Penanganan Infrastruktur Jalan Sidoarjo Dengan Precast Rigid Pavement

November 17, 2014
Kepala Dinas PU Bina Marga Sidoarjo, Ir.H. Sigit Setyawan, MT.

Kepala Dinas PU Bina Marga Sidoarjo, Ir.H. Sigit Setyawan, MT

(SIDOARJOterkini)-Dalam teknologi konstruksi jalan raya dikenal dua jenis perkerasan jalan yakni, perkerasan kaku (rigid pavement) dan perkerasan lentur (flexible pavement). Konstruksi perkerasan kaku dengan material beton bertulang sedangkan konstruksi perkerasan lentur dengan menggunakan material aspal.

Konstruksi jalan beton identik dengan biaya mahal. Konstruksi jalan aspal harga lebih murah dan lebih mudah dalam pelaksanaan. Konstruksi beton umumnya baru dipilih setelah konstruksi aspal tidak bisa menyelesaikan masalah kerusakan jalan. Namun demikian, kerusakan konstruksi jalan sekarang lebih dominan akibat dilintasi kendaraan dengan muatan yang melebihi ketentuan.

Dengan kata lain, konstruksi jalan akan cepat rusak bila mendapat beban yang melampaui kemampuan rencana teknisnya. Bagaimana solusinya? Salah satu permasalahan yang sering dihadapi Pemerintah dan daerah adalah kondisi infrastruktur jalan.

Hampir setiap tahun, Pemerintah dan daerah selalu mengalokasikan biaya yang tidak sedikit untuk melaksanakan penanganan infrastruktur jalan. Penanganan yang dilakukan mulai dari pemeliharaan rutin, pemeliharaan berkala, peningkatan maupun pembangunan jalan baru.

Namun kondisi infrastruktur jalan tidak kunjung membaik. Apa yang sudah dilaksanakan Pemerintah dan daerah dengan biaya yang besar dan kurun waktu yang panjang dalam penanganan infrastruktur jalan seolah- olah tidak berarti. Secara normatif sesuai standar penanganan jalan Kementerian Pekerjaan Umum, jalan yang dalam kondisi baik (dibaca: tingkat kerusakan < 10%) untuk mempertahankan kondisi agar tetap baik perlu ditangani dengan pemeliharaan rutin.

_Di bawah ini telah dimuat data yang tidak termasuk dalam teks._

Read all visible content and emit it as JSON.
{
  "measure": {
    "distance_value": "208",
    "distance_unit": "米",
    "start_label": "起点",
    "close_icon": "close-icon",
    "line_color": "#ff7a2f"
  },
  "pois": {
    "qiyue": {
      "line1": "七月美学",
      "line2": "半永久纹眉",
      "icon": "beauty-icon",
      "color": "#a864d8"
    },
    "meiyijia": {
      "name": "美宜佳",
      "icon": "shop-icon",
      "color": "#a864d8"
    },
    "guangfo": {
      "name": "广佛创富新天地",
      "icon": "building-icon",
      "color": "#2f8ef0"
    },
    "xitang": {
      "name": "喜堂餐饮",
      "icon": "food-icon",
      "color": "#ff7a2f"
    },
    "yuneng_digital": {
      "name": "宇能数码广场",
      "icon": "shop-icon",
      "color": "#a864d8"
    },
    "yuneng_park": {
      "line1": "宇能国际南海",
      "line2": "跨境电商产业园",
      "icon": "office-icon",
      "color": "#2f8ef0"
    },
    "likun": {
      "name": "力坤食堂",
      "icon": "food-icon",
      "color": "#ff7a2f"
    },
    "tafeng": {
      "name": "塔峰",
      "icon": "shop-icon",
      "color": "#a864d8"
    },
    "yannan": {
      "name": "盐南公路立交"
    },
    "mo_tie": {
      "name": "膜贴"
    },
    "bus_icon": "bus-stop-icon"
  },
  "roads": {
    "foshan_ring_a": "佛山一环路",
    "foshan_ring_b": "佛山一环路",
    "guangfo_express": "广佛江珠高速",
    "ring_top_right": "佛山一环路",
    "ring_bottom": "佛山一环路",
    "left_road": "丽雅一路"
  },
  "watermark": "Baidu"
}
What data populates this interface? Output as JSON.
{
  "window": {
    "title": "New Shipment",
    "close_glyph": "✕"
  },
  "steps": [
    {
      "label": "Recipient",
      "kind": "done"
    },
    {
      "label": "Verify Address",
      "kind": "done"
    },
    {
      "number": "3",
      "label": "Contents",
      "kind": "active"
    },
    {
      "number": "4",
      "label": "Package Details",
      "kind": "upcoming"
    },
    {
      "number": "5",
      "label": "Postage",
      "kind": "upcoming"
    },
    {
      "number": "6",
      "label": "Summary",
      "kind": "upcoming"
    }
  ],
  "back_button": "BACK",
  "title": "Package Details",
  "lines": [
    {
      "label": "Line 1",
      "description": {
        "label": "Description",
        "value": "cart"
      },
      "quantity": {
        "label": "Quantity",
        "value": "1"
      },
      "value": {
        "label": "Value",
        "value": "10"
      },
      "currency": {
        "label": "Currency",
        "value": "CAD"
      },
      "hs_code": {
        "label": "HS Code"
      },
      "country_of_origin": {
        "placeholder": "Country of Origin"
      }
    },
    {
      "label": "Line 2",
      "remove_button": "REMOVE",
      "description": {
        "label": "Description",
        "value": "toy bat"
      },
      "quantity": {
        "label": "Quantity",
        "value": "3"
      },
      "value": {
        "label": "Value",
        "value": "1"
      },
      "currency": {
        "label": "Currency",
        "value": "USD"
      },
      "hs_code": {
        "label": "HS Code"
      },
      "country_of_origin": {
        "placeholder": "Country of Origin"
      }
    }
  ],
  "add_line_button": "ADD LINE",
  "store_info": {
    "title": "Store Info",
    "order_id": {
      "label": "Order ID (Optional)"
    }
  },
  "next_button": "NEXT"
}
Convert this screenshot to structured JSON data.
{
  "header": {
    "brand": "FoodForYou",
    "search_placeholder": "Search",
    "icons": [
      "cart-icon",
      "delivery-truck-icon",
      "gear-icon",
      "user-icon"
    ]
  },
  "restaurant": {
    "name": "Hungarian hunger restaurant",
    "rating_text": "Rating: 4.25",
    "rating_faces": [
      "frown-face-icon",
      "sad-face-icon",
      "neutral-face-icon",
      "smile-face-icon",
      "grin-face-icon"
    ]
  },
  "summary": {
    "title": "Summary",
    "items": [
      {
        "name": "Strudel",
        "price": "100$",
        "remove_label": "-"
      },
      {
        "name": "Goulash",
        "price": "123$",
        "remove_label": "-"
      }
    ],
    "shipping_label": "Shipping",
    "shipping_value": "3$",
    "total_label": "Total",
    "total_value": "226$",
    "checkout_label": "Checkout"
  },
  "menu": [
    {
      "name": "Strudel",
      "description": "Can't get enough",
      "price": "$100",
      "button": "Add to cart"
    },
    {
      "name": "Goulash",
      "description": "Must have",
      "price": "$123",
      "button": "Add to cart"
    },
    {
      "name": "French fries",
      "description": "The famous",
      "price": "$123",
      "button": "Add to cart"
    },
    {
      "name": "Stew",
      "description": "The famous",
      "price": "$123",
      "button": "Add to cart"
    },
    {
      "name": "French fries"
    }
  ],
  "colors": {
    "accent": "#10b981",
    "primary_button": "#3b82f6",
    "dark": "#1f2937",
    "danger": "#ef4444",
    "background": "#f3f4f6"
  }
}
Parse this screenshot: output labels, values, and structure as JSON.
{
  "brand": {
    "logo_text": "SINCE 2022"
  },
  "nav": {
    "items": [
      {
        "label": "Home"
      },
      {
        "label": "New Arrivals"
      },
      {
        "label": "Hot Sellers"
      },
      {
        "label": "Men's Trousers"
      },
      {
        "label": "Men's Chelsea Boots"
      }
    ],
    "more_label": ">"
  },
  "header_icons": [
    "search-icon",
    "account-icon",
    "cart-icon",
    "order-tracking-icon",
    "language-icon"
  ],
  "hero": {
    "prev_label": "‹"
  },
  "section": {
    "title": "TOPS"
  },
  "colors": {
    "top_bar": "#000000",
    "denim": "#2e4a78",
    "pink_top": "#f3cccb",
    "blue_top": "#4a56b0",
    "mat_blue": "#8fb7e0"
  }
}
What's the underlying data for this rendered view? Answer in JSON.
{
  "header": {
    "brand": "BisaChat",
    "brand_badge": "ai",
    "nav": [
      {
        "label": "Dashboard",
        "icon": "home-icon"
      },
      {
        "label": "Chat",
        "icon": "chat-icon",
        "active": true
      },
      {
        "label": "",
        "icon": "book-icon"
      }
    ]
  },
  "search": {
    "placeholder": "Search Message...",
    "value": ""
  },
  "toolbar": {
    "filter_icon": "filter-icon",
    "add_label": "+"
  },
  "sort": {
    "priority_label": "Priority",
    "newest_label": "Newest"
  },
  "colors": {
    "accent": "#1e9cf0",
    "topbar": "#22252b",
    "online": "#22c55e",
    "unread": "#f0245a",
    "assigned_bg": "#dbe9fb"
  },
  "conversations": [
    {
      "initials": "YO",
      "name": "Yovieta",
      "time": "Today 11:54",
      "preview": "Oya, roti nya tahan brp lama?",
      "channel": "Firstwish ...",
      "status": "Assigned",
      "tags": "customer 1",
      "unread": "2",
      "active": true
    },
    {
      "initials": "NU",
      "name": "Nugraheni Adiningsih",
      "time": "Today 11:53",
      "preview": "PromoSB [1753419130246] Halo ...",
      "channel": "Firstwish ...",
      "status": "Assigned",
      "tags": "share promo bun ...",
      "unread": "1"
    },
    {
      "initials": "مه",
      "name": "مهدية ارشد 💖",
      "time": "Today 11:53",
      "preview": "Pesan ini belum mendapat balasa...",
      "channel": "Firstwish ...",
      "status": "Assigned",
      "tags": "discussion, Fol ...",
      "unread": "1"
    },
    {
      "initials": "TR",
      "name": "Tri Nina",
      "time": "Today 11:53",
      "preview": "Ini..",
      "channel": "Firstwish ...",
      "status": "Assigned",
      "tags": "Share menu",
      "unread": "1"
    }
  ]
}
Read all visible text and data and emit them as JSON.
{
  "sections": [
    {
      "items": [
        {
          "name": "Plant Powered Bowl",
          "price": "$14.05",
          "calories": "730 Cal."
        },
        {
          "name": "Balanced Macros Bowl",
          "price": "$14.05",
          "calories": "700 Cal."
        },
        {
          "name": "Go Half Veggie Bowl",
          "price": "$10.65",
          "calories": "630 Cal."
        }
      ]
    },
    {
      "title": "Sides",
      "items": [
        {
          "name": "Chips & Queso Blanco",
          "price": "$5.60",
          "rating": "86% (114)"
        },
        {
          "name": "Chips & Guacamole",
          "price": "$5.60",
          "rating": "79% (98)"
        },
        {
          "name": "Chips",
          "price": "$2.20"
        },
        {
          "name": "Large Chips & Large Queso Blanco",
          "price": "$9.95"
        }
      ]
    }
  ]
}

Jalan yang dalam kondisi kerusakan sedang (dibaca: tingkat kerusakan 10-30%) untuk menjadi kondisi baik perlu ditangani dengan pemeliharaan berkala. Sedangkan jalan dengan kerusakan berat (dibaca : tingkat kerusakan > 30%) untuk menjadi kondisi baik perlu ditangani dengan peningkatan jalan.

Dengan pertimbangan kemampuan anggaran, konstruksi jalan yang digunakan untuk penanganan jalan sebagian besar menggunakan konstruksi perkerasan lentur (flexible pavement) yakni dengan menggunakan material aspal. Kelemahan utama konstruksi jalan yang menggunakan aspal adalah tidak tahan terhadap air. Padahal musim di Indonesia hanya dua, kemarau dan hujan. Sehingga pada saat musim kemarau, konstruksi jalan dalam kondisi yang relatif baik.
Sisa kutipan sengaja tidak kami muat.